New trunk springs still not enough

I changed out my trunk springs (a few had failed on each side). My boot was slightly unaligned before, and when I reattached in the same marked position, the trunk doesn’t stay all the way open but slowly closes halfway. Just not quite enough to hold it open. If I change the angle of the boot, it stays up.

As I said, my boot wasn’t perfect before, so I’m trying to adjust it to see if I can both get it perfect and keep it open all the way.

Has anyone else had this problem? I’m thinking of grabbing some more trunk springs and trying 6 per side instead of 5.

Search under the name George Cohn.

"Mike, I’ve done a half dozen or so by simply taking the
hinge off, poking a scribe or awl through the hole of the
springs, clamping the scribe in a vise and using a
screwdriver to nest the 5 or 6 springs together.

Then clamp them with a pair of needle-nose vise grips to
hold the hole in alignment, put the screw in it and bolt
them loosely to the hinge.

Then clamp the hinge in the vise and use a large screwdriver
to roll them over the stop.

Works every time. Just be careful because if they snap
back, they can take a chunk out of a finger.

I did this at a tech session our local club had and did two
cars worth in less than an hour.

I think the normal number of springs is supposed to be 5 to
a side but I did 6 on mine and the boot lid snaps smartly to
attention when you pull the latch lever.

I discovered this technique before the posting on
classicjaguar but it is essentialy the same thing."

X2 on adding an extra spring on each side - did it from the get go as I saw no reason not too.

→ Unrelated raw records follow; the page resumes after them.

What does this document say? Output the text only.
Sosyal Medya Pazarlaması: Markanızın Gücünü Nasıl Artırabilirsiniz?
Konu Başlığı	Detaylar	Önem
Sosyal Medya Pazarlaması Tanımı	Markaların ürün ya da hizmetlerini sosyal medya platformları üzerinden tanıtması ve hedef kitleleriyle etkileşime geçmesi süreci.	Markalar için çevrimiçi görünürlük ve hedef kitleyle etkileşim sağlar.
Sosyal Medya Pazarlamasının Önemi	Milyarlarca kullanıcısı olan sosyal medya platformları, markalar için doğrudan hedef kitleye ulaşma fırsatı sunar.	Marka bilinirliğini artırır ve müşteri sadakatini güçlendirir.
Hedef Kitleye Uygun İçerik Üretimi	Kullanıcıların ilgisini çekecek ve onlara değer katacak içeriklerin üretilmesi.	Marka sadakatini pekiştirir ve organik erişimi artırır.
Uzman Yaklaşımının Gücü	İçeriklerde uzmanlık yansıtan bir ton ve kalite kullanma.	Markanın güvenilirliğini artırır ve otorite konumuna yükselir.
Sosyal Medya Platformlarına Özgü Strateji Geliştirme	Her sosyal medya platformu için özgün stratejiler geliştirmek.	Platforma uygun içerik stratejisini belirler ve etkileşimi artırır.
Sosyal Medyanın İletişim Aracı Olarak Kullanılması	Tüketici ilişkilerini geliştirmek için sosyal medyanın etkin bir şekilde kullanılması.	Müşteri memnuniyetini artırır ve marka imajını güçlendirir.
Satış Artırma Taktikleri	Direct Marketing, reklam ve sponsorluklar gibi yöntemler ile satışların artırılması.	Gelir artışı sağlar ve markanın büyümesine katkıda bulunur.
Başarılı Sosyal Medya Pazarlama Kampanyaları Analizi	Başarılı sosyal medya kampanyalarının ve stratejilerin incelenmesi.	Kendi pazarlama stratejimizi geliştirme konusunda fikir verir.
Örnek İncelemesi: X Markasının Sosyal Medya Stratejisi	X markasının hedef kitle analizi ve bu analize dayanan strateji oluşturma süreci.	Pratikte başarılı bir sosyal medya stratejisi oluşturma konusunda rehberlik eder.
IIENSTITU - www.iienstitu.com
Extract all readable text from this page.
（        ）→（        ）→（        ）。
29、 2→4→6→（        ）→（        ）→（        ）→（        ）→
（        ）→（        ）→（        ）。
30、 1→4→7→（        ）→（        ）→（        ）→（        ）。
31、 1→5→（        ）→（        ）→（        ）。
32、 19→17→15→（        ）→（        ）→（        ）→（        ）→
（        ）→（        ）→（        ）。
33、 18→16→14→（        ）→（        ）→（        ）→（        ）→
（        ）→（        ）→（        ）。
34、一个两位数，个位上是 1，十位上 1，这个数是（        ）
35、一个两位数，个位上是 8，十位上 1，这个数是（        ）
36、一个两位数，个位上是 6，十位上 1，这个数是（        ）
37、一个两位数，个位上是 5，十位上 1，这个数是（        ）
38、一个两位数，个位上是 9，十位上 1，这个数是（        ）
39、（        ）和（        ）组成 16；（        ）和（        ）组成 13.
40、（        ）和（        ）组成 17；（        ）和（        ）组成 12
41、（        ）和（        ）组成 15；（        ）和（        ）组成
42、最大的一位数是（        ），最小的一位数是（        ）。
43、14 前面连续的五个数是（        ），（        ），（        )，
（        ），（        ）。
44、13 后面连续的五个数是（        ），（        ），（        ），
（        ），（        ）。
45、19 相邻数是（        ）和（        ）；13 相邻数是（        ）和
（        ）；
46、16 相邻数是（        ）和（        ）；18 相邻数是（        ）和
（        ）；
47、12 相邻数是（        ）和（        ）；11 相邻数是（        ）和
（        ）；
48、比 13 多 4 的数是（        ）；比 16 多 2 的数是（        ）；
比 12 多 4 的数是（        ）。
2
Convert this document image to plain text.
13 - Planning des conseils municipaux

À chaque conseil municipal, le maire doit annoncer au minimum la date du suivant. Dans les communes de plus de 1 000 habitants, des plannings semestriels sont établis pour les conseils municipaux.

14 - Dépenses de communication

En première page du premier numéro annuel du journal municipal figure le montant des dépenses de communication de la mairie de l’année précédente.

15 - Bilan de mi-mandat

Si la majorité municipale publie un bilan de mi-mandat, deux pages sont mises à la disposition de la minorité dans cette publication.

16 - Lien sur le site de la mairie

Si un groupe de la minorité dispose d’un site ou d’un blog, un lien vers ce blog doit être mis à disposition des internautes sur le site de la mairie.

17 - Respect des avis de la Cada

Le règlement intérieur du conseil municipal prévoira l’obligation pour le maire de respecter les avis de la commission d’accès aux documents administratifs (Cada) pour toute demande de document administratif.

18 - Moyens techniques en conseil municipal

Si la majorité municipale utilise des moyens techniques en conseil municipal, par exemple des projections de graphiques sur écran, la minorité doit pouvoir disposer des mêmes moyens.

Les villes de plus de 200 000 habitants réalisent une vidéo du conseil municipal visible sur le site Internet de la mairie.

Still won’t open all the way when the luggage rack is in place and even less if there is a suitcase on there - but w/o the rack it opens smartly (actually added a bit of fuel line over the stop to cushion hinge a bit when it opens).

There is no reason to think that a boot spring made in 1970 was made to have the same elasticity as one made in 2015, so perhaps 6 instead of 5 is no bad thing. The real clue to your problem is that you have changed the hinge alignment. For the boot lid springs to not fight friction, you have to have both hinges lined up exactly parallel to each other front to back and also to be exactly in the same vertical plane. If that is not so, then as you open the lid, one spring has to push a hinge (and heavy lid) sideways or across. The hinge itself, if it were a rose joint or a U-joint, would do this easily, but it can only open/close smoothly in one plane, so a hinge misalignment loses all of the spring’s energy as the 5 (or 6) springs are trying to cut across each other.

kind regards

1 Like

6th spring nailed it. Pops up exactly as I would expect.

Now of course I’m stupidly searching for alignment perfection – which I didn’t have before – but which is bothering me now that I’m putting everything back together.

What’s the best way to actually adjust these. I found this post:

The right side of the lid was low in the middle, so I pulled some shims from the right side, and and it’s darn close now. My remaining problems is too large of a gap on the left front side of the lid. There are so many adjustment points. I count:

  • The hinge to the body
  • The shims in the hinge to the body
  • The hinge to the angle piece that connect to the lid
  • The angle iron to the lid

I adjusted the bolt that attaches the angle iron to the lid, which helped closed the gap, but now when I close the trunk the back left is offset past the left edge. Spent an hour or two and feel like I’m running around with my head cutoff.

Anyone have a better tutorial or advice?